Um tema muito corriqueiro e que gera discussões nas comunidades de Kung
Fu mundo afora, é a questão do que é ‘verdadeiro’ ou ‘falso’ em Kung Fu. Ou
seja, daquilo que se diz autêntico e daquilo que se julga superficial (ou
também, aquilo que, como muitos gostam de dizer vulgarmente, ‘charlatanismo’). E
nesta discussão, a representação é quase sempre solicitada: ‘Qual é a linhagem?
Quem é o mestre? A formação?’, etc. Sendo que, o problema não são as perguntas,
nunca, mas o tom com que são feitas. Como se aqueles que indagam isso fossem os
fiscais ou donos de uma pretensa ‘verdade’ em Kung Fu. Mas, isso tudo não é tão
simples assim, como estes querem que seja, no alto de suas convicções ou
crenças. É um tema polêmico que requer mais do que o uso da palavra, de um
certificado ou representação, enquanto território. Requer conhecimentos
relacionais e profundos, o que grande
parte daqueles que discutem não tem. Um exemplo de toda esta divergência
são os intermináveis debates em torno do Wing Chun, comuns nos grupos de rede
social: ‘É eficiente ou não é?’. Esta é uma questão sempre posta nos debates,
onde a relatividade da questão, geralmente não é considerada – muitas vezes a
circunstância ou a situação é mais determinante do que o ‘ser ou não ser’. E também,
é bem comum algumas posturas imaturas, reducionistas ou deterministas,
discursos de senso comum que geralmente afirmam: ‘Se não funciona em combate
real, não é bom, não é puro ou não serve pra nada’. Como se um combate fosse
algo determinado naturalmente, pelo simples fato de saber ou não saber. Ou seja:
‘é só saber o Wing Chun verdadeiro que a vitória está garantida’ (acreditem, já
li isso). Mas não, a questão não é tão simples assim, e nem se reduz neste jogo
de verdade ou mentira. Não há receita para um bolo experimental, pois ele
depende da experiência e não daquilo que se pensa simplesmente. É claro que o
conhecimento, a habilidade somam, porém, muitas vezes isso não é tudo aquilo
que se diz. O fato é que, existe muito mais crença (que se transparece como
convicção) do que realidade de conhecimento. Geralmente, o que se está sendo
julgado é a aparência e não a essência, e na maioria dos casos, não pelo conhecimento,
mas pela falta dele, ou seja, pela ignorância.

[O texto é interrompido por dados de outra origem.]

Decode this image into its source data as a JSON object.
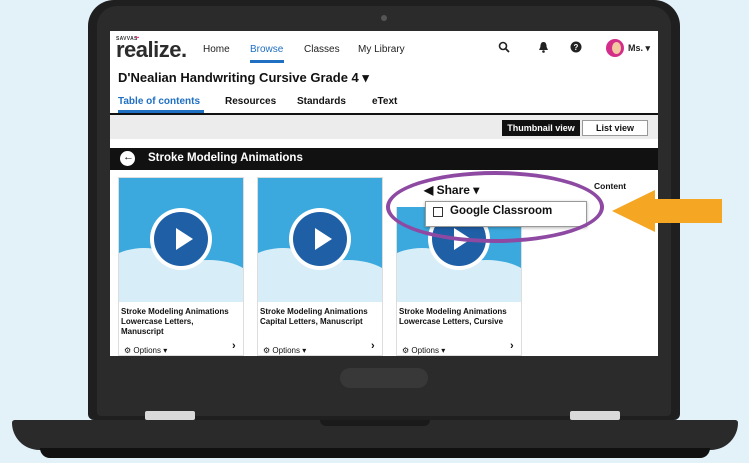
{
  "app": {
    "brand_small": "SAVVAS",
    "brand_dots": "▪▪▪",
    "logo": "realize."
  },
  "nav": {
    "items": [
      {
        "label": "Home"
      },
      {
        "label": "Browse",
        "active": true
      },
      {
        "label": "Classes"
      },
      {
        "label": "My Library"
      }
    ],
    "icons": [
      "search-icon",
      "bell-icon",
      "help-icon"
    ],
    "user": "Ms. ▾"
  },
  "program": {
    "title": "D'Nealian Handwriting Cursive Grade 4 ▾"
  },
  "tabs": [
    {
      "label": "Table of contents",
      "active": true
    },
    {
      "label": "Resources"
    },
    {
      "label": "Standards"
    },
    {
      "label": "eText"
    }
  ],
  "view_toggle": {
    "thumbnail": "Thumbnail view",
    "list": "List view",
    "selected": "thumbnail"
  },
  "section": {
    "back_glyph": "←",
    "title": "Stroke Modeling Animations"
  },
  "cards": [
    {
      "title_line1": "Stroke Modeling Animations",
      "title_line2": "Lowercase Letters,",
      "title_line3": "Manuscript",
      "options": "⚙ Options ▾",
      "chevron": "›"
    },
    {
      "title_line1": "Stroke Modeling Animations",
      "title_line2": "Capital Letters, Manuscript",
      "title_line3": "",
      "options": "⚙ Options ▾",
      "chevron": "›"
    },
    {
      "title_line1": "Stroke Modeling Animations",
      "title_line2": "Lowercase Letters, Cursive",
      "title_line3": "",
      "options": "⚙ Options ▾",
      "chevron": "›"
    }
  ],
  "share": {
    "label": "◀ Share ▾",
    "menu_item": "Google Classroom",
    "partial_label": "Content"
  },
  "colors": {
    "accent": "#1f6fc2",
    "card_image": "#3ba9dd",
    "play_button": "#1f5fa6",
    "highlight": "#8e4aa3",
    "pointer_arrow": "#f5a623"
  }
}
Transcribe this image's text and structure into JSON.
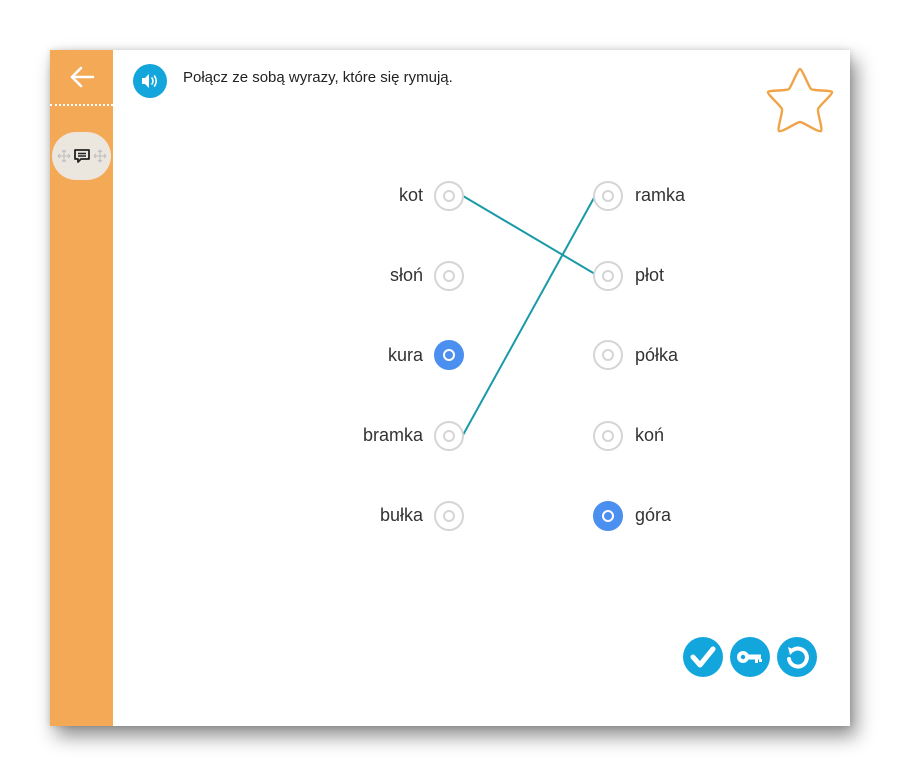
{
  "sidebar": {
    "back_icon": "arrow-left-icon",
    "mode_icons": [
      "move-icon",
      "chat-icon",
      "move-icon"
    ],
    "color": "#f3a955"
  },
  "exercise": {
    "instruction": "Połącz ze sobą wyrazy, które się rymują.",
    "audio_icon": "speaker-icon",
    "star_icon": "star-outline-icon",
    "left_words": [
      "kot",
      "słoń",
      "kura",
      "bramka",
      "bułka"
    ],
    "right_words": [
      "ramka",
      "płot",
      "półka",
      "koń",
      "góra"
    ],
    "selected": {
      "left": [
        "kura"
      ],
      "right": [
        "góra"
      ]
    },
    "connections": [
      {
        "from": "kot",
        "to": "płot"
      },
      {
        "from": "bramka",
        "to": "ramka"
      }
    ],
    "line_color": "#1a9aa8",
    "accent_color": "#13a6dd",
    "selected_color": "#4b8ff0"
  },
  "actions": {
    "check_icon": "checkmark-icon",
    "key_icon": "key-icon",
    "reset_icon": "reset-icon"
  }
}
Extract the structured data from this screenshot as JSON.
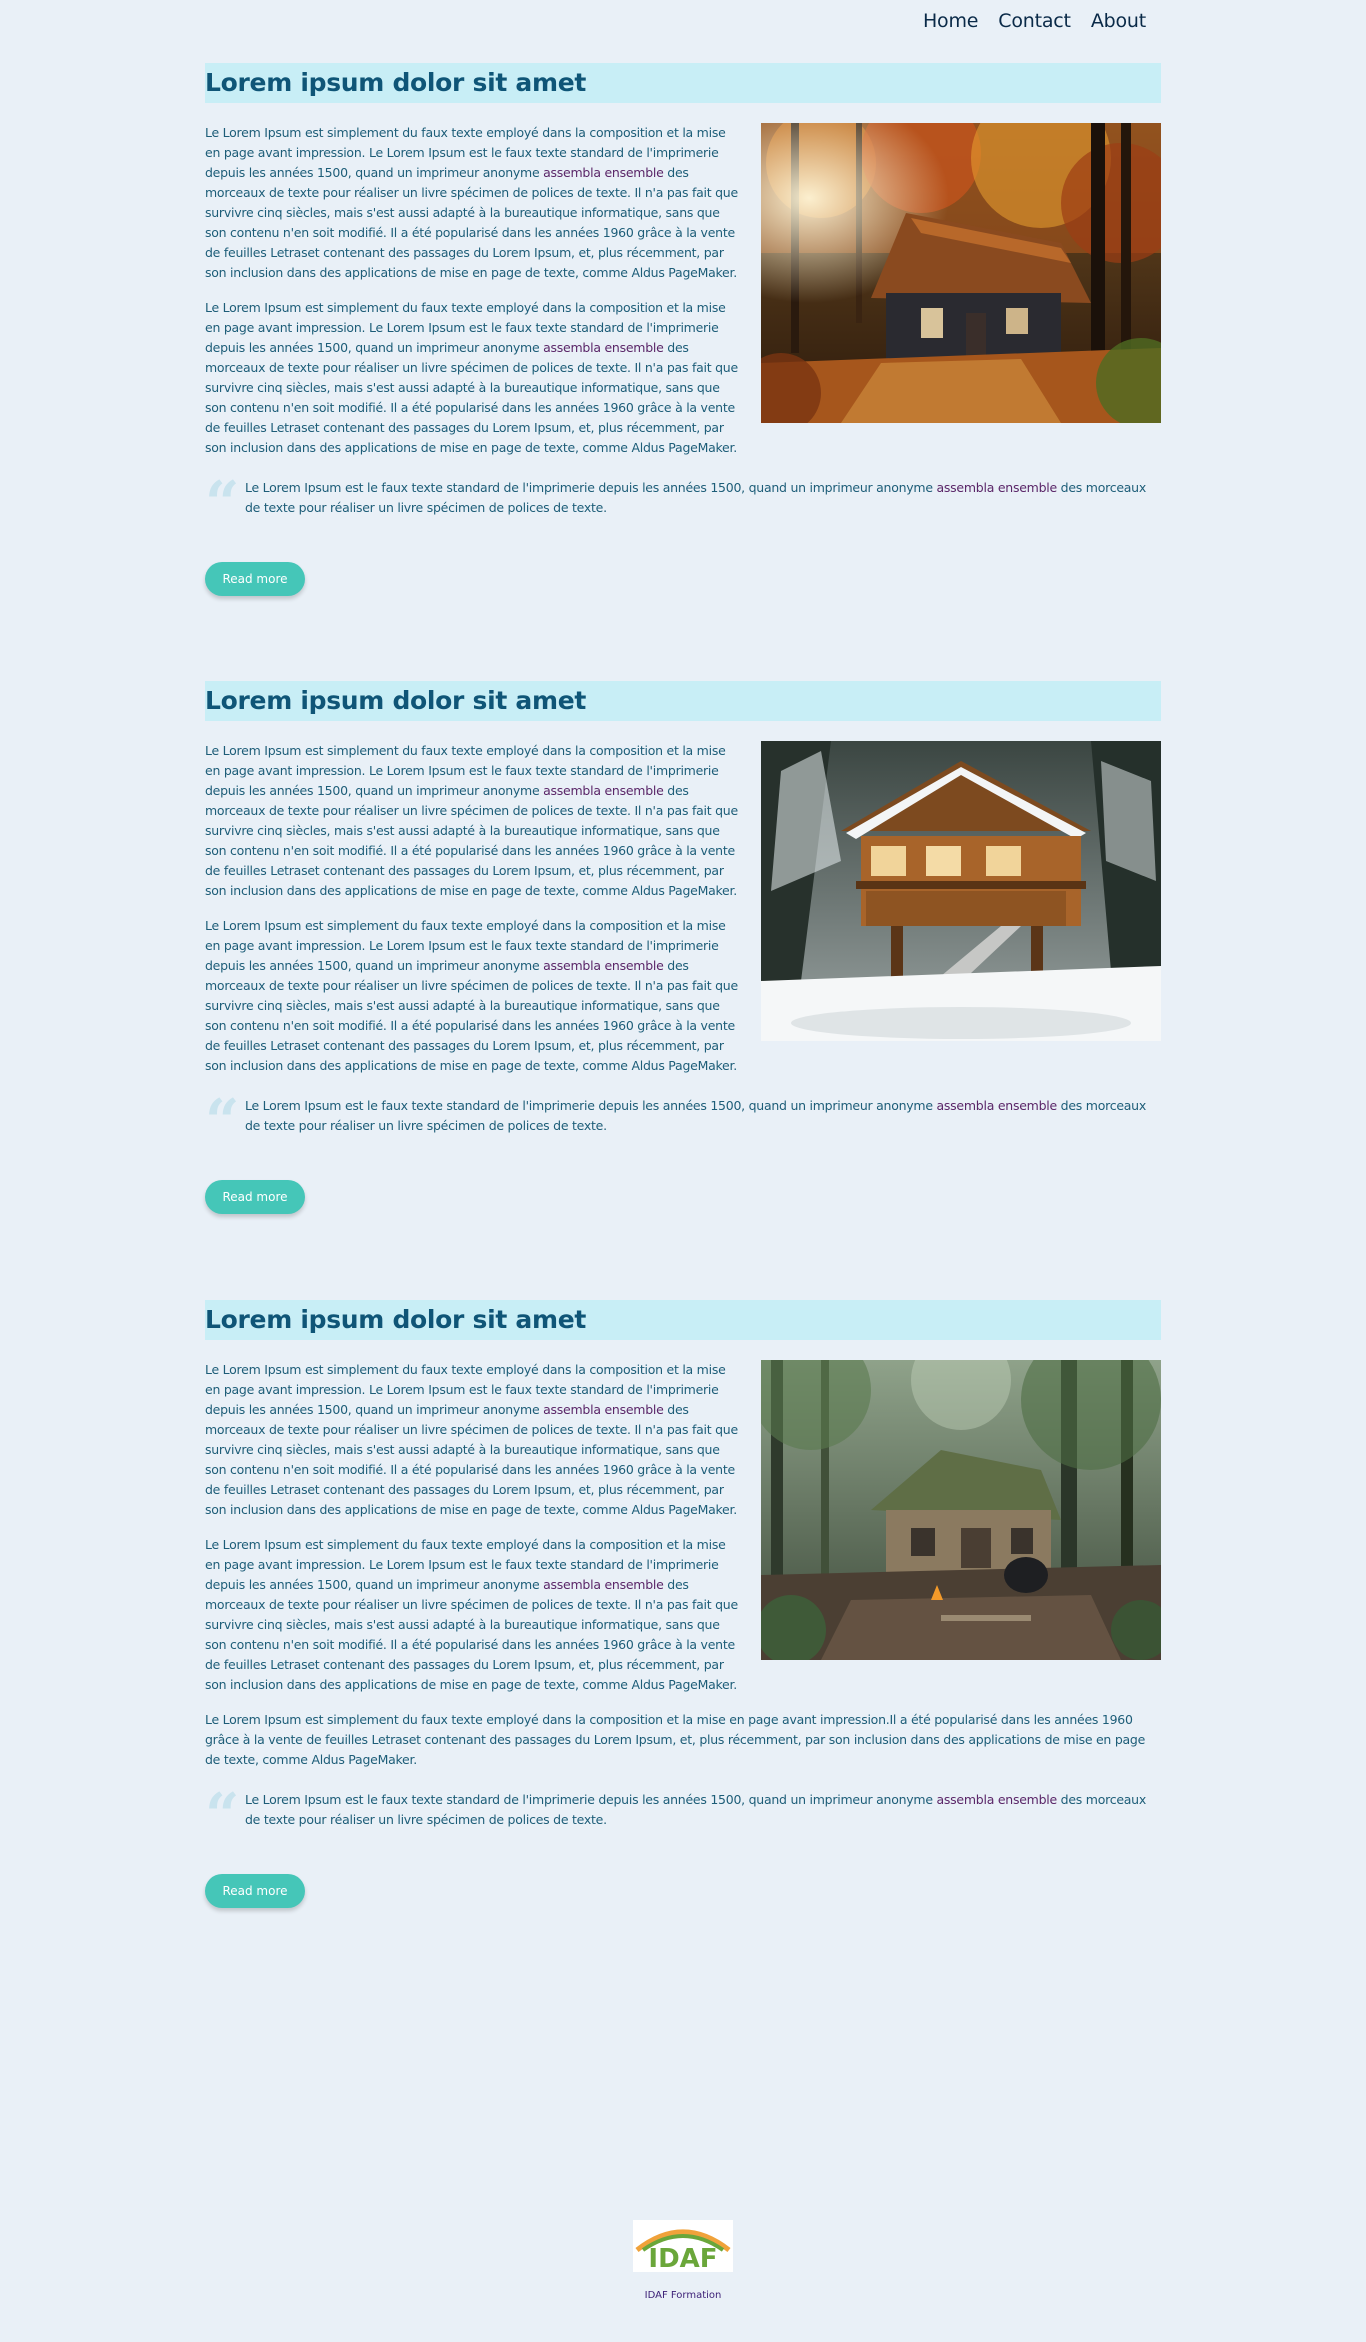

Nisso, prepotência e tentativa
de domínio territorial narrativo é o que marca estas discussões. No fundo,
trata-se de uma ‘disputa narrativa’ pelo controle da palavra, da impressão e do
estereótipo, onde ego e falta de sensibilidade geralmente dão o tom da discussão,
quando que, na maioria dos casos, o que se discute é o estereótipo a aparência,
a representação, e não a suposta ou pretendida ‘verdade’ ou a apresentação,
muito menos a essência.
O caso Wing Chun
O Wing Chun é um sistema dentro do que chamamos popularmente de Kung Fu,
que surgiu por volta de 1700 (entre final do século XVII e início do XVIII) no
sul da China, no contexto de domínio da dinastia dos Manchus. As versões de sua
origem variam tanto quanto a existência de seus estilos ou ‘modos’. Ou seja,
existe uma boa variedade de estilos/modos de Wing Chun, dados pela
transformação deste sistema através dos anos. O mais popular entre eles, todos
sabem, é o estilo Ip Man, mas não é ele que determina o que é Wing Chun ou não,
assim como, também não é o único parâmetro para uma possível definição do
estilo. O GM Ip Man, como tantos outros grandes mestres do estilo, desenvolveu
seu próprio caminho dentro do sistema, o que chamo de ‘modo’, e que também pode
ser chamado de estilo. Como tantos, Ip Man somou conhecimentos oriundos de
estilos ou modos diferentes de Wing Chun, desenvolvendo e caracterizando o seu,
seja de forma consciente ou inconsciente. Uma destas características é o jeito
mais ‘direto’ ou ‘simples’ de atuar, coisa que, em algumas fontes (estilos) das
quais bebeu, eram mais complexas. Ou seja, o mestre Ip ‘mudou’ parte daquilo
que aprendeu, adaptando ao seu ‘modo’. Nisso, problematizando o senso comum, aqui
cabe uma pergunta: ‘O Wing Chun é simples ou foi simplificado?’.
Wing Chun, um
sistema sincrético
A questão é que muitos praticantes, sifu’s e até mestres (e também
entusiastas) não admitem o ‘sincretismo’ que é o sistema Wing Chun. Ou seja, a
fusão, a mistura, a configuração diversa que pode caracterizar (e caracterizou)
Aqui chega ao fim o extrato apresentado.